Isso sem falar nos casos notórios de corrupção como os que precederam a venda do Banestado. E também agora, no caso da Copel, com o favorecimento dos ''amigos do rei'' em empresas intermediadoras, das quais a estatal é sócia minoritária. Nosso patrimônio está sequestrado, o governo é apenas e tão somente um refém que não tem ar de inocente.
EPIGRAMA
''Enfim, parece que os termos das leis, dos tribunais e das circunstâncias nos ameaçam de tal modo que devemos considerar o maior dos felizardos quem se afastar da arena política com as menores perdas.'' Mais um pouco de Marco Túlio Cícero
BIZARRICE No PFL, seguraram a ficha do Paulo Pimentel.
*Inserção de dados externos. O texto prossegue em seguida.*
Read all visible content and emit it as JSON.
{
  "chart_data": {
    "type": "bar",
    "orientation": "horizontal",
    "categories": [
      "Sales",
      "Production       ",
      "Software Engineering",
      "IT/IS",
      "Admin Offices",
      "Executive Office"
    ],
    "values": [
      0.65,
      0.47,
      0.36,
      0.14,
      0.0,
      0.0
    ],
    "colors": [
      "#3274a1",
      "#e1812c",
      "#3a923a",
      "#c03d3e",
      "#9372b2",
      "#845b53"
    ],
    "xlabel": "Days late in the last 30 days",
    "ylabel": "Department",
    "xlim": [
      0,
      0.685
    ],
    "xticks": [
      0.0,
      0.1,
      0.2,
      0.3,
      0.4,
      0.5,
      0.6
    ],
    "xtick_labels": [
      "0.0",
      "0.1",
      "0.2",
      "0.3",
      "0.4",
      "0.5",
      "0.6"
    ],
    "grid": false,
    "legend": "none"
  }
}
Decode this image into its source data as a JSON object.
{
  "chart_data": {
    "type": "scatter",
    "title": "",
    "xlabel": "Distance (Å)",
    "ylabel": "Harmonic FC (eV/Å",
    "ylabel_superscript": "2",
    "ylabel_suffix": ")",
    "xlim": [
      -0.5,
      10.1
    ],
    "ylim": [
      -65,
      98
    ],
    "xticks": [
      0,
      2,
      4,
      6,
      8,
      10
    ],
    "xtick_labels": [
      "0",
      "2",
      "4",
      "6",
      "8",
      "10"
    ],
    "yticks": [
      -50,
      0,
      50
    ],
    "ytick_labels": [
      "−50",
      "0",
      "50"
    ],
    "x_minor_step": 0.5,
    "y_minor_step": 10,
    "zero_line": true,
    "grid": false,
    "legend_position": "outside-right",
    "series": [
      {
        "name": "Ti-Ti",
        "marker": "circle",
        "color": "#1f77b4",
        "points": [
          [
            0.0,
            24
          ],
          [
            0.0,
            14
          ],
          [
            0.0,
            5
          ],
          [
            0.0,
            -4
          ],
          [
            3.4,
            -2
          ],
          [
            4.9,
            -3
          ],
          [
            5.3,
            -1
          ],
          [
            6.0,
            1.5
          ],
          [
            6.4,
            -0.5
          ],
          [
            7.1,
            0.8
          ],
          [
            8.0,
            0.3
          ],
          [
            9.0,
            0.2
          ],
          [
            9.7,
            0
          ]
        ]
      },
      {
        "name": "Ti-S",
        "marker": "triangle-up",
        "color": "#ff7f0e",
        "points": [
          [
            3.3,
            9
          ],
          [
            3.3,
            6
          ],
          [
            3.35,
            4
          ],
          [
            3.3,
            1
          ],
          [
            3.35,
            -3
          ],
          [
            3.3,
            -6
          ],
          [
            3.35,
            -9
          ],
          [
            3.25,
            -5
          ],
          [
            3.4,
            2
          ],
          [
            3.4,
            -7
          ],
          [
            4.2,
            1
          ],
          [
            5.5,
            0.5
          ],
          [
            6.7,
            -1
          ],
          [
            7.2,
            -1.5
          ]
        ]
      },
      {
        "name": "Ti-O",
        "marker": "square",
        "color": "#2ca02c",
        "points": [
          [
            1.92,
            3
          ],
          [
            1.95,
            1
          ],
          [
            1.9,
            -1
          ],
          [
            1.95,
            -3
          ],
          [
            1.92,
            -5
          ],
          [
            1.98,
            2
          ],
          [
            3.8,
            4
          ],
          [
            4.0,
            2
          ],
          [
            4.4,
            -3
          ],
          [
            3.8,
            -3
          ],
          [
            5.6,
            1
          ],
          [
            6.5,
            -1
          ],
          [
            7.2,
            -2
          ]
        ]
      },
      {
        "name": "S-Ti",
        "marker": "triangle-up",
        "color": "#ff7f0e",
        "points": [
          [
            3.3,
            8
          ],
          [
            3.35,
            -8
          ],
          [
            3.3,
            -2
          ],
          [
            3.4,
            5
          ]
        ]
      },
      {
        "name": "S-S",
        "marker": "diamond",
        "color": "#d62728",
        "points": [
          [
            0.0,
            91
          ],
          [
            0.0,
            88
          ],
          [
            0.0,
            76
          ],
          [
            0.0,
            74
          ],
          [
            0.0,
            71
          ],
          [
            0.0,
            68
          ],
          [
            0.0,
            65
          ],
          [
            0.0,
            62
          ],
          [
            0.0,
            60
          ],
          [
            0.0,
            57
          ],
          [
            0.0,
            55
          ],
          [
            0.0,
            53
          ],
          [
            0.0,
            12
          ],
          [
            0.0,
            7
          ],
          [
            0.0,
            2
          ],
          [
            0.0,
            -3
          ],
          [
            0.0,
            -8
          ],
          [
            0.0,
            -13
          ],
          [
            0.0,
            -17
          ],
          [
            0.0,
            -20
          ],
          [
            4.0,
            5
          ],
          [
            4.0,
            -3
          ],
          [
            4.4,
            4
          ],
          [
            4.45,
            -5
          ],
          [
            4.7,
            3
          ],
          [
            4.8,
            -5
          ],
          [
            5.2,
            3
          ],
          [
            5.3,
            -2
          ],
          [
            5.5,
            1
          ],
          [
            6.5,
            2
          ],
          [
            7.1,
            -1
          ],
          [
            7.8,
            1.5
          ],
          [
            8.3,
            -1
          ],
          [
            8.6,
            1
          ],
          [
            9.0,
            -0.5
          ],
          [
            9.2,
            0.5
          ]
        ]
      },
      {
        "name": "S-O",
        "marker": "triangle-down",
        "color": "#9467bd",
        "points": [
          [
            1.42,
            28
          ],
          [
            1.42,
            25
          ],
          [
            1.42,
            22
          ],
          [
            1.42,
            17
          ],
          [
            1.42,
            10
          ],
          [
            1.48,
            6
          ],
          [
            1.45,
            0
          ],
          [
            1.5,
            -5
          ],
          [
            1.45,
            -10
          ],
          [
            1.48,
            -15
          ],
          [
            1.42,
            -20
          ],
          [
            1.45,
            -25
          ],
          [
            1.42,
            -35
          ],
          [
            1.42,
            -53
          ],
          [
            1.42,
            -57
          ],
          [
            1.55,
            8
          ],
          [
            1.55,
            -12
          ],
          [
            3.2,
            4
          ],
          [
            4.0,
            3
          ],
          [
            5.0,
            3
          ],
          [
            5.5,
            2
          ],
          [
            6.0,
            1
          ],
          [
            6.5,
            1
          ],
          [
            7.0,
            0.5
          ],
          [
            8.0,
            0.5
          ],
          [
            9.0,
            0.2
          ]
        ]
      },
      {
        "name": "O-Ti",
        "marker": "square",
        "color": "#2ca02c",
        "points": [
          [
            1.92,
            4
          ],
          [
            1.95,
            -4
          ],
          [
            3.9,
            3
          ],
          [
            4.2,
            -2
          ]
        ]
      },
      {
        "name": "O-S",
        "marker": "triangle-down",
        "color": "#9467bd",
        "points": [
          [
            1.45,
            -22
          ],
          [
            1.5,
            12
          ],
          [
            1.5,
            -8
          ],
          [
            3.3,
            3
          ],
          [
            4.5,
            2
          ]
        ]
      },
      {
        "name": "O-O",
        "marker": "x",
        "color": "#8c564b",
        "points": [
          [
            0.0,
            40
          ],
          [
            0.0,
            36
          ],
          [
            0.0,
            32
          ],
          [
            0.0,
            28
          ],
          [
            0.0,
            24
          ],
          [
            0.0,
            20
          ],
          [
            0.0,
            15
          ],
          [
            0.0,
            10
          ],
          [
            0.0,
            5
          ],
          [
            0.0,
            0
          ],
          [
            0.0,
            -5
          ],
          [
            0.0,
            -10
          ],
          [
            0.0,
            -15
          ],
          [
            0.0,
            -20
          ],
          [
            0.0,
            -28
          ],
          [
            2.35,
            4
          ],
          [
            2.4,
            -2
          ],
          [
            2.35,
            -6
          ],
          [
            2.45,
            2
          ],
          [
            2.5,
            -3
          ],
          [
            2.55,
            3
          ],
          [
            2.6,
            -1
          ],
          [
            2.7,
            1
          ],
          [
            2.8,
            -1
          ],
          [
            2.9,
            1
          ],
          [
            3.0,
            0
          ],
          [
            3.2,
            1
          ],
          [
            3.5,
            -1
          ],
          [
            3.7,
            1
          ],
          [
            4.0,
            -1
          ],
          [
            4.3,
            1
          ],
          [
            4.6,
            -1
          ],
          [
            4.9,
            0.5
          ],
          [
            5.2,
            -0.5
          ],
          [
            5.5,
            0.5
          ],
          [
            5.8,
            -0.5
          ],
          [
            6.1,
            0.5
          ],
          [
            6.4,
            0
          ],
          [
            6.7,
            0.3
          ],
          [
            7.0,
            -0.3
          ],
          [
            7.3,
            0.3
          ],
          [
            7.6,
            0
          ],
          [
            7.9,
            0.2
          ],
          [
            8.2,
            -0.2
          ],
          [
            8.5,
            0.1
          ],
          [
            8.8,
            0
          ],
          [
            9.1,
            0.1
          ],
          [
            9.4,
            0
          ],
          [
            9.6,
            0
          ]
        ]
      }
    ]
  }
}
O ex-governador atribui ao Carvalhinho como interessado em evitar que ele furasse o acordo branco Lerner-Alvaro Dias, evitando sua candidatura ao Senado. Quando dizem ''essa é do carvalho'' nem sempre se trata do Carvalhinho.
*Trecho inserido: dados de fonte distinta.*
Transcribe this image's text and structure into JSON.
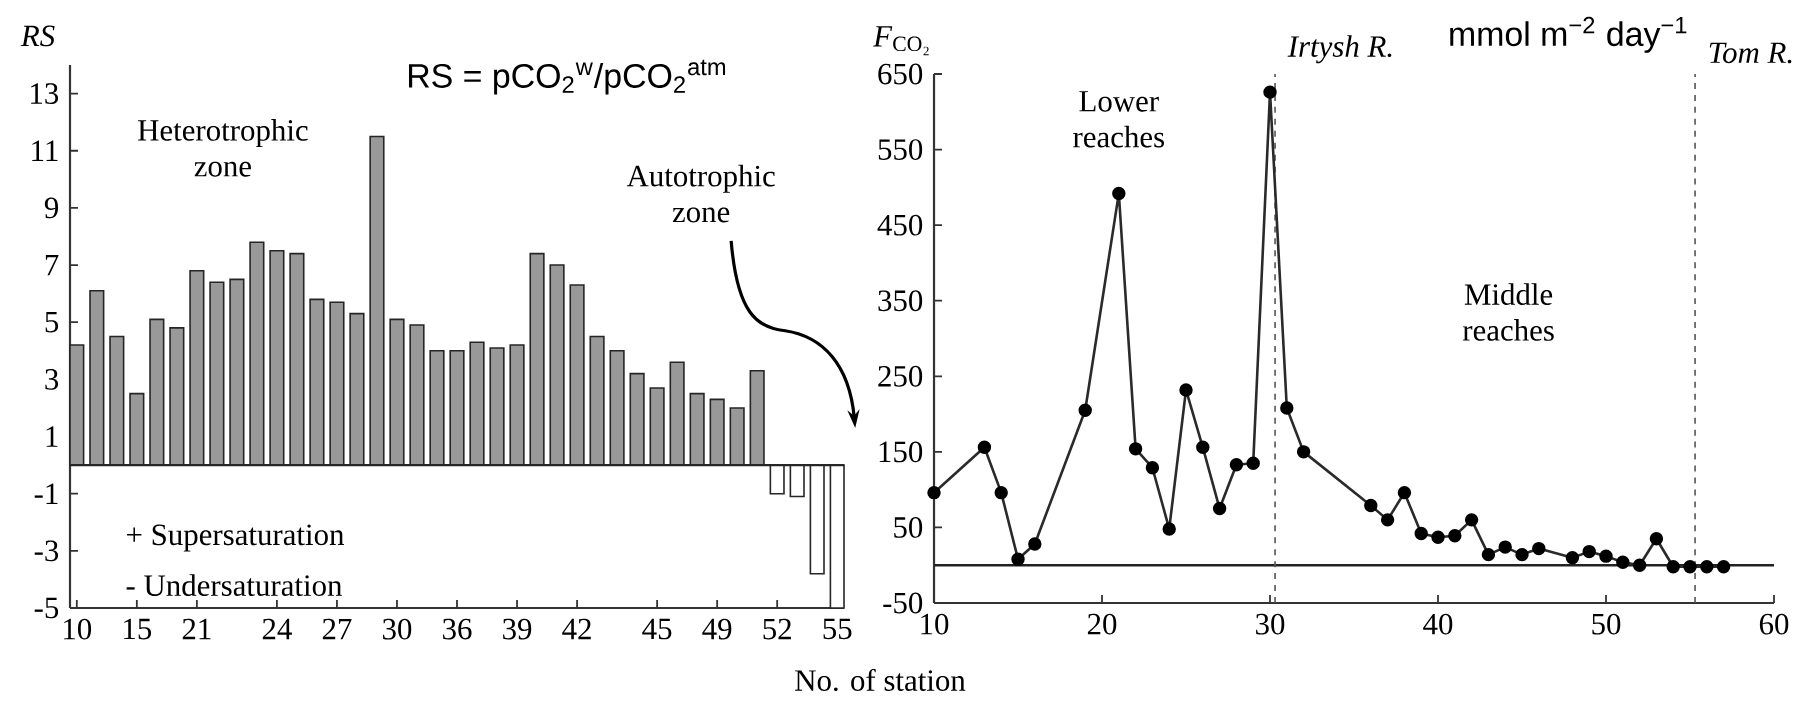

GLOSA O apostador diz que jogou a aposta ''vitoriosa'' da Megasena no lixo. Não dá para compará-lo com o governo estadual, que joga o patrimônio público num aterro sanitário. Ele, o apostador, o fez por descuido; o governo, não.
AXIOMA Depois de garantir mais cinco anos de isenção de ICMS para que as montadoras não deixem o Paraná, só falta o governo obrigar todo o barnabé estadual a ser sócio da Renault e da Audi-Volks. Ora, mais do que todo o povo já é (sócio compulsório) se torna impossível. É. Essa iniciativa das privadas está cada vez mais dependente do setor público, o que é uma contradição em termos.
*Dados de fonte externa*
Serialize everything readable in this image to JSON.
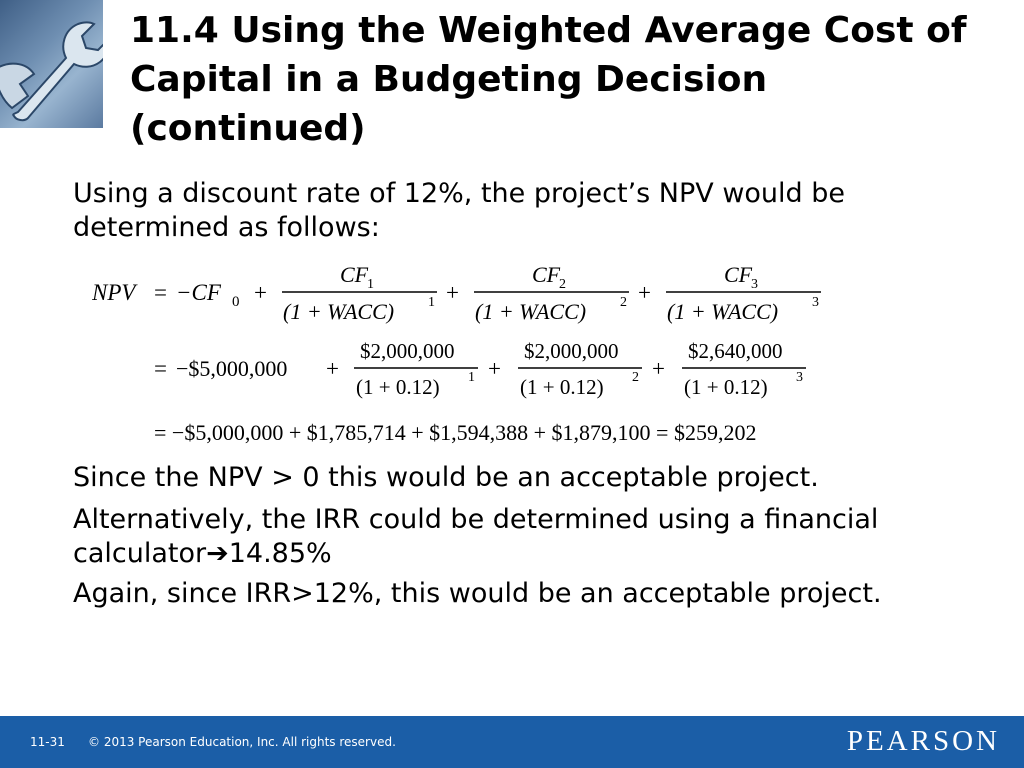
{
  "title": "11.4  Using the Weighted Average Cost of Capital in a Budgeting Decision (continued)",
  "intro": "Using a discount rate of 12%, the project’s NPV would be determined as follows:",
  "equation": {
    "lhs": "NPV",
    "eq": "=",
    "minus_cf0": "−CF",
    "cf0_sub": "0",
    "plus": "+",
    "terms": [
      {
        "num": "CF",
        "num_sub": "1",
        "den": "(1 + WACC)",
        "den_exp": "1"
      },
      {
        "num": "CF",
        "num_sub": "2",
        "den": "(1 + WACC)",
        "den_exp": "2"
      },
      {
        "num": "CF",
        "num_sub": "3",
        "den": "(1 + WACC)",
        "den_exp": "3"
      }
    ],
    "line2_first": "−$5,000,000",
    "line2_terms": [
      {
        "num": "$2,000,000",
        "den": "(1 + 0.12)",
        "den_exp": "1"
      },
      {
        "num": "$2,000,000",
        "den": "(1 + 0.12)",
        "den_exp": "2"
      },
      {
        "num": "$2,640,000",
        "den": "(1 + 0.12)",
        "den_exp": "3"
      }
    ],
    "line3": "= −$5,000,000 + $1,785,714 + $1,594,388 + $1,879,100 = $259,202"
  },
  "statement1": "Since the NPV > 0 this would be an acceptable project.",
  "statement2_text": "Alternatively, the IRR could be determined using a financial calculator",
  "statement2_arrow": "➔",
  "statement2_value": "14.85%",
  "statement3": "Again, since IRR>12%, this would be an acceptable project.",
  "footer": {
    "slide_number": "11-31",
    "copyright": "© 2013 Pearson Education, Inc. All rights reserved.",
    "brand": "PEARSON"
  },
  "colors": {
    "footer_bar": "#1b5ea7",
    "logo": "#5b7aa0"
  },
  "icons": {
    "logo": "wrench-icon"
  }
}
SPRAY Bronca no momento é contra os cambistas que cobram preços superfaturados pelos ingressos do jogo da Seleção. Eles sempre existirão seja num espetáculo do Teatro Guaíra, na Pedreira Paulo Leminski, num estádio de futebol ou numa disputa da Fórmula 1. - O atravessador é uma constante no capitalismo. Quando uma montadora resolve fazer seu próprio núcleo de comercialização esnobando as revendas há uma espécie de fim do mundo. - O cambista é um operador (claro que alternativo) da compra e venda. Pretender prendê-lo e fazer a apreensão dos ingressos para a venda aos preços normais ao público é uma idiotice. - Quem controla a CBF e federações como a nossa? Quem controla os clubes e até que ponto não seriam eles coniventes com esse tipo de operação? - Uma questão a ser analisada esta semana, entre as demandas legais, será a da impugnação do registro de Hermas Brandão sob o fundamento de que ele foi defenestrado pelo PSDB por falta grave (dupla filiação) e que a legislação o impediria. - A perda da ação popular no Tribunal Regional de Porto Alegre por parte dos grupos Mário Petrellli-José Carlos Martinez, relativamente à transferência da TV Carimã, pode criar embaraços políticos ao presidente do PTB, cuja rede já se encontra sob intervenção de um credor maringaense. Petrelli é vinculado a Bornhausen e Martinez é o avalista da viabilidade da candidatura de Ciro Gomes.
FOLCLORE Sábado, Boca Maldita, os que foram expulsos, impinchados do poder, pelo povo nas anteriores e mais recentes eleições, faziam manifestos em favor do ''impeachment'' do governador. É o roto a rir do remendado
CROMO O mercúrio se atomiza em múltiplas esferas: é o azougue, argento vivo.
AFORÍSTICO Também na Internet se pratica o garimpo, mas de cada mil toneladas de cascalho e inutilidade é que se acha um minúsculo chibiu (fragmento escuro indicador remoto de sítio diamantífero).